Our brightest kids are being left to fend for themselves

May 8, 2018 by

By Cynthia Fenton –

Last week Gonski 2.0 promised to overhaul Australian kids’ learning, again. This week it’s all cursing over NAPLAN, the only compulsory tests our kids do to give us some idea of how they’re tracking individually, and as a group. With all the noise, anyone would think we were resurrecting the cane. But as in typical laid-back Australian style, we are simply in denial that our children will be competing for jobs in the Asian century. If we were serious about our education, Australian kids would be NAPLAN-ing four times a year.

How did we get here? Gonski 1.0 brought increased support for learners at risk needing specialised classroom support. But there remains little funding for classrooms that are unprepared for talented kids at the other end of the bell curve.

Fortunately for the teacher, bright kids can often work with little approval or guidance. In reality they are left to cruise along and fend for themselves. It is a disgrace that those who are academically gifted or even just talented and hardworking are disparaged for their success.

We all know of kids who are accelerated up the football grades to play in a harder team. Next thing they’re training 20 hours a week, on track for an international sports career. Our community backs these kids in a heartbeat and mainstream schools make exceptions for them all the way. If talents in the arts and sports are supported beyond the classroom, then why wouldn’t academically talented kids thrive on the same?

A bright child in the preschool years often presents as the precocious one.
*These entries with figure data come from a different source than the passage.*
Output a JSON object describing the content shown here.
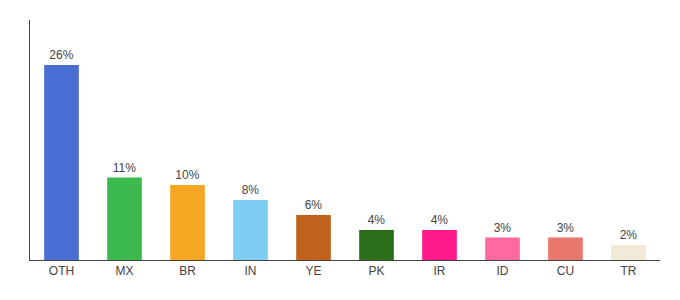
{
  "chart_data": {
    "type": "bar",
    "categories": [
      "OTH",
      "MX",
      "BR",
      "IN",
      "YE",
      "PK",
      "IR",
      "ID",
      "CU",
      "TR"
    ],
    "values": [
      26,
      11,
      10,
      8,
      6,
      4,
      4,
      3,
      3,
      2
    ],
    "value_labels": [
      "26%",
      "11%",
      "10%",
      "8%",
      "6%",
      "4%",
      "4%",
      "3%",
      "3%",
      "2%"
    ],
    "colors": [
      "#4a6fd4",
      "#3dba4e",
      "#f5a623",
      "#7ecef4",
      "#c0621b",
      "#2a6e1a",
      "#ff1a8c",
      "#ff69a0",
      "#e8786e",
      "#f0ead6"
    ],
    "ylim": [
      0,
      32
    ],
    "data_labels": true,
    "tick_labels": "x",
    "grid": false
  }
}
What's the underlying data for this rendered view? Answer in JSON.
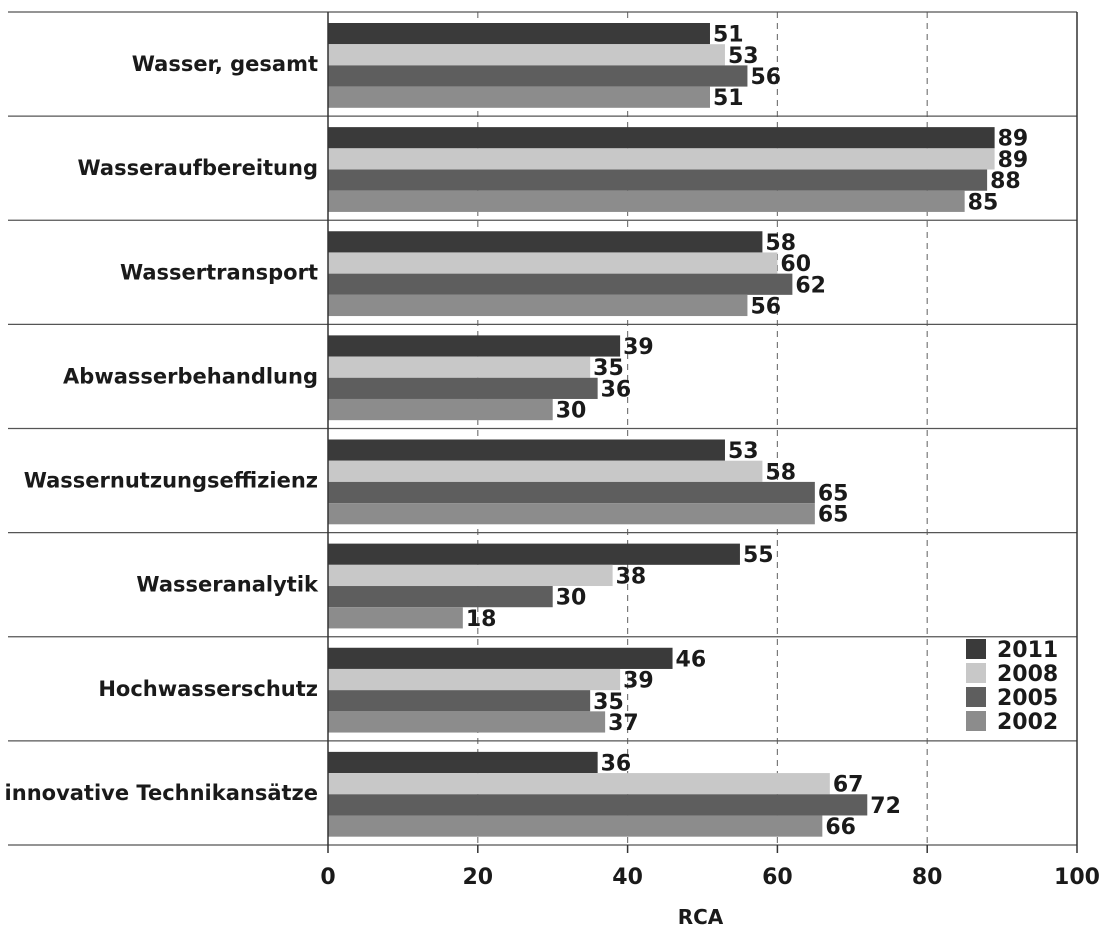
{
  "chart_data": {
    "type": "bar",
    "orientation": "horizontal",
    "categories": [
      "Wasser, gesamt",
      "Wasseraufbereitung",
      "Wassertransport",
      "Abwasserbehandlung",
      "Wassernutzungseffizienz",
      "Wasseranalytik",
      "Hochwasserschutz",
      "innovative Technikansätze"
    ],
    "series": [
      {
        "name": "2011",
        "color": "#3a3a3a",
        "values": [
          51,
          89,
          58,
          39,
          53,
          55,
          46,
          36
        ]
      },
      {
        "name": "2008",
        "color": "#c8c8c8",
        "values": [
          53,
          89,
          60,
          35,
          58,
          38,
          39,
          67
        ]
      },
      {
        "name": "2005",
        "color": "#5e5e5e",
        "values": [
          56,
          88,
          62,
          36,
          65,
          30,
          35,
          72
        ]
      },
      {
        "name": "2002",
        "color": "#8c8c8c",
        "values": [
          51,
          85,
          56,
          30,
          65,
          18,
          37,
          66
        ]
      }
    ],
    "xlabel": "RCA",
    "xlim": [
      0,
      100
    ],
    "xticks": [
      "0",
      "20",
      "40",
      "60",
      "80",
      "100"
    ],
    "grid": "vertical dashed",
    "legend": "bottom-right"
  }
}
They have an excellent command of spoken vocabulary, comprehension beyond their years and speak two or more languages with ease. They are the kid building adult Technic Lego at four and are motivated to learn. They absorb new information about anything, the first time.

Keeping up with these kids is actually really hard work. Just ask their exhausted parents who are raising an intense and often emotionally demanding very bright child. Teachers need to know and care to seek out these children. They require assistance and time support to extend them, and training to identify the “sleeping gifted”, those who aren’t from families that encourage a love of learning. With all the talk of “differentiation”, it is the strugglers that are well catered for, not those who crave knowledge from the start.

We dismiss talented children with the perception that “they will always be OK” at our peril. Unless these children are extended early, their boredom quickly turns to disruptive behaviour. These children’s anger is palpable. They don’t understand why they are left to educate themselves by a teacher who is supposedly the expert in their field.

Children flourish when an adult welcomes their curiosity and recognises that they are prepared to commit to a high standard of learning. And both the teacher and the student have the support of the parent all the way.

Selective schools provide the learning environment academically talented and hardworking kids need. For primary aged children that are three years ahead in maths or up to their fifth language, the external coaching college is their only option. This is an argument for academic selective schooling to begin at the primary school level. Gifted children in the classical arts and sport are often identified by age 10. The challenge for Gonski 2.0 is to cater for the academically talented student. In the meantime, coaching colleges will fill the current education gap and NAPLAN tests will come and go.

Cynthia Fenton is a high school teacher in the humanities and performing arts.